- Leagues: NLB Women NLB
- Location: Villars-sur-Glâne, Switzerland
- Team colors: blue, white
- Championships: 1 NLB: 2018
- Website: www.villars-basket.ch/fr

= Villars Basket =

Villars Basket is a Swiss basketball club based in Villars-sur-Glâne, Switzerland. Villars Basket has a women's and men's team. The women's team plays in NLB Women, the second-highest tier level of women's professional basketball in Switzerland. The men's team plays in the NLB, the second-tier level professional basketball league in Switzerland.

==History==
The men's Villars Basket team were Swiss NLB champions in 2018. After a 15-5 regular season (second best record in the NLB), Villars defeated BBC Nyon 3-2 to win the 2018 title.

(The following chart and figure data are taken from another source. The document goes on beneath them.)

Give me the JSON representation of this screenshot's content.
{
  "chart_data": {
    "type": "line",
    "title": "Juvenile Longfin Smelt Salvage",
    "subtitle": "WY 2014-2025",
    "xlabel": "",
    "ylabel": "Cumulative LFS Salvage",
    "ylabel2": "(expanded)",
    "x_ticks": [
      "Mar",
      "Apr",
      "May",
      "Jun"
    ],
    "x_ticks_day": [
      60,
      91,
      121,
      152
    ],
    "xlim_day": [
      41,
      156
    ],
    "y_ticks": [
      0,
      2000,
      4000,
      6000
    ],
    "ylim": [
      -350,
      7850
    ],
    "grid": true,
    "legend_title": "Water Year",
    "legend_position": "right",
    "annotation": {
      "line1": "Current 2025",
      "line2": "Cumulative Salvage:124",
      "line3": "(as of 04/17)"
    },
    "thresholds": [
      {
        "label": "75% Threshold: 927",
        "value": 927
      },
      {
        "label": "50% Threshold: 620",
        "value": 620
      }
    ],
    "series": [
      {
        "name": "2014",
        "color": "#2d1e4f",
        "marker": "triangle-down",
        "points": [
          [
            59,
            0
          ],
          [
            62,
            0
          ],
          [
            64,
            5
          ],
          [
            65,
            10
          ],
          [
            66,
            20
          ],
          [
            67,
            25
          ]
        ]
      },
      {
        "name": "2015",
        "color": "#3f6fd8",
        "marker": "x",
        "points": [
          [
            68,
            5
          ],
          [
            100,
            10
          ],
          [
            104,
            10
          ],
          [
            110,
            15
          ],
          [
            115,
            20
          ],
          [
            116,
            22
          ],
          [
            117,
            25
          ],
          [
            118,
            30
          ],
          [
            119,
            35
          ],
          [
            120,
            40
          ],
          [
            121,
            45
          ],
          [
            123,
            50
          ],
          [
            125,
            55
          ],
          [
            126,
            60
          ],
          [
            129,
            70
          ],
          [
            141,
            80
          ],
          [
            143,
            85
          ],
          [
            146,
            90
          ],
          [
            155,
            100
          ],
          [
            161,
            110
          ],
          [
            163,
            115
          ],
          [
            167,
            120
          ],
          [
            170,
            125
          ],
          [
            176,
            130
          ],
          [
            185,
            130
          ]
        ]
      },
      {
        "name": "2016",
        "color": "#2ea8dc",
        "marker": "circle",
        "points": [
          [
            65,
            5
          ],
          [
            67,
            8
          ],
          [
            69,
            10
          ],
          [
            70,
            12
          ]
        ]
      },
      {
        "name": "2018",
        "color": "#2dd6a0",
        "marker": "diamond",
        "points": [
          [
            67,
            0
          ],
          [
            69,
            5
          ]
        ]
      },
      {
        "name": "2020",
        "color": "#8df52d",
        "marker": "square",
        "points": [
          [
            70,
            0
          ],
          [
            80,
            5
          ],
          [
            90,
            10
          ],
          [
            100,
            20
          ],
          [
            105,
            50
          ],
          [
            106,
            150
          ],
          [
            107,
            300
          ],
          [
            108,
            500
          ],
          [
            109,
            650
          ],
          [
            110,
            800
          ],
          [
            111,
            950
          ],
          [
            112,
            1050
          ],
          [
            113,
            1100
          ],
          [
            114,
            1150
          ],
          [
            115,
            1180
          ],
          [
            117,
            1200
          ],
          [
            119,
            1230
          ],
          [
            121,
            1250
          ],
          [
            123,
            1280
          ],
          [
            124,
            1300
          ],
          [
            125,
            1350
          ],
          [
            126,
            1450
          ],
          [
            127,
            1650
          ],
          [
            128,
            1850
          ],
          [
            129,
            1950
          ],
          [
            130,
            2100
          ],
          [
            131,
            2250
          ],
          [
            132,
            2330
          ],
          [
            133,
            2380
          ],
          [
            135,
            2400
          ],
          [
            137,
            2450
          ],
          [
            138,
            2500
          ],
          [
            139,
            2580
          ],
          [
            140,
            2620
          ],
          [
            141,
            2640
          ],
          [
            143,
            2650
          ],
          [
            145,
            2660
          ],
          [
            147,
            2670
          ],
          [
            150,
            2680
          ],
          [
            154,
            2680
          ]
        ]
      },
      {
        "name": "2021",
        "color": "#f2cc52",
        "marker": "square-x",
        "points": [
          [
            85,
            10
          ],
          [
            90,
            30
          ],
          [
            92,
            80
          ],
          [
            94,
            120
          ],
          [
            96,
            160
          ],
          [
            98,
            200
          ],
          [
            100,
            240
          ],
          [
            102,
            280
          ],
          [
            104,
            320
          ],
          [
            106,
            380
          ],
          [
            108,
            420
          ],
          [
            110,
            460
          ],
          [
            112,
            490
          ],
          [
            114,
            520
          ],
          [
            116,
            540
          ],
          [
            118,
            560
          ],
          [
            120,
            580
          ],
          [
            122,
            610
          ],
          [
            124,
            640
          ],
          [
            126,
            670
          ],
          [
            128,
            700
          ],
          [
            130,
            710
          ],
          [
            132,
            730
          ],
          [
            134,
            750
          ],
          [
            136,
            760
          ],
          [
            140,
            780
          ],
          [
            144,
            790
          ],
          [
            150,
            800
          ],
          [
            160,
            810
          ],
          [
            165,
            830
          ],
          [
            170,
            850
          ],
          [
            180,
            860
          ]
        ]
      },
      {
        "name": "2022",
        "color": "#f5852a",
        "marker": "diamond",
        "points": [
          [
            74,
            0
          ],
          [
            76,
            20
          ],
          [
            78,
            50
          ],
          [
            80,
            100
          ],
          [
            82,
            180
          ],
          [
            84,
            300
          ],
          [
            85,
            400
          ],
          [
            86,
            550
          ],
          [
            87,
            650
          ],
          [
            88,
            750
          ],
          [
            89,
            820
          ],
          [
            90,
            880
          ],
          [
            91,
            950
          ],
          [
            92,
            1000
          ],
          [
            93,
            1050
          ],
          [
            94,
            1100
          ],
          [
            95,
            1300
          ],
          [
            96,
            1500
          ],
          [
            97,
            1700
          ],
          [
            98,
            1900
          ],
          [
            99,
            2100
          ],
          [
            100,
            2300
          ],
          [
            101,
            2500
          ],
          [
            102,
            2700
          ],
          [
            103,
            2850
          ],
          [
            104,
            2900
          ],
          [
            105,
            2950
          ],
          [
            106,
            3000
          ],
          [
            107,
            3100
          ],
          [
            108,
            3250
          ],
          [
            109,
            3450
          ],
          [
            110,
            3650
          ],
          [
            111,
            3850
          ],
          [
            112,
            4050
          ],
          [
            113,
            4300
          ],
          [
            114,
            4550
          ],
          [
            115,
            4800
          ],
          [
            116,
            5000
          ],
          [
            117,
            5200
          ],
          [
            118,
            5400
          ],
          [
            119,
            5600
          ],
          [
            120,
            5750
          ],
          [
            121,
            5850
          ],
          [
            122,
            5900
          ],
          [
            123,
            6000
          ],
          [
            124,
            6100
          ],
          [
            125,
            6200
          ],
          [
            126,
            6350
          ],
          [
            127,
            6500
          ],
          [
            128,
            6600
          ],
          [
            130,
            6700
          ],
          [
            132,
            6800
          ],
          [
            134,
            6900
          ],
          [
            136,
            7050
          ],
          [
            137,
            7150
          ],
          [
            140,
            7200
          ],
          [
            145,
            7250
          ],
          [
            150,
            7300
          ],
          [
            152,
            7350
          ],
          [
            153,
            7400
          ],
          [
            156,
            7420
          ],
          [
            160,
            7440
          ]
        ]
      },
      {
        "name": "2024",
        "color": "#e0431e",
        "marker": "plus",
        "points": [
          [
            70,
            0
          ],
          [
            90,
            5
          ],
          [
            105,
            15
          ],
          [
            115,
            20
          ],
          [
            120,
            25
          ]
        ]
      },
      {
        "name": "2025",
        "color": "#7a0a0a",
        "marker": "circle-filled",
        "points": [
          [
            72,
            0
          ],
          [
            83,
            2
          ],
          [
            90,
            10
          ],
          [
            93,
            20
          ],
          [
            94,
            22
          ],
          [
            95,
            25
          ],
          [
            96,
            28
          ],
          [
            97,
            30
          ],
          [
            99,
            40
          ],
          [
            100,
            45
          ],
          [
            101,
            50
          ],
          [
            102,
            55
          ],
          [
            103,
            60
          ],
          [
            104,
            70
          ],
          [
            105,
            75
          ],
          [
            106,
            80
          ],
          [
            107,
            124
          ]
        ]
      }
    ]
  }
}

Troran Brown of Villars was named 2018 Finals MVP. Brown graduated from Montevallo University in 2015 after a three-year career playing basketball there at the NCAA Division II level.

The men's team was also NLB finalists in 2024, semifinalists in 2019 and 2022, and regular season champions in 2020 and 2024.

The women's Villars Basket team plays in the Swiss NLB Women league. The Villars women have never won a NLB championship. The women's team was NLB semifinalists in 2024.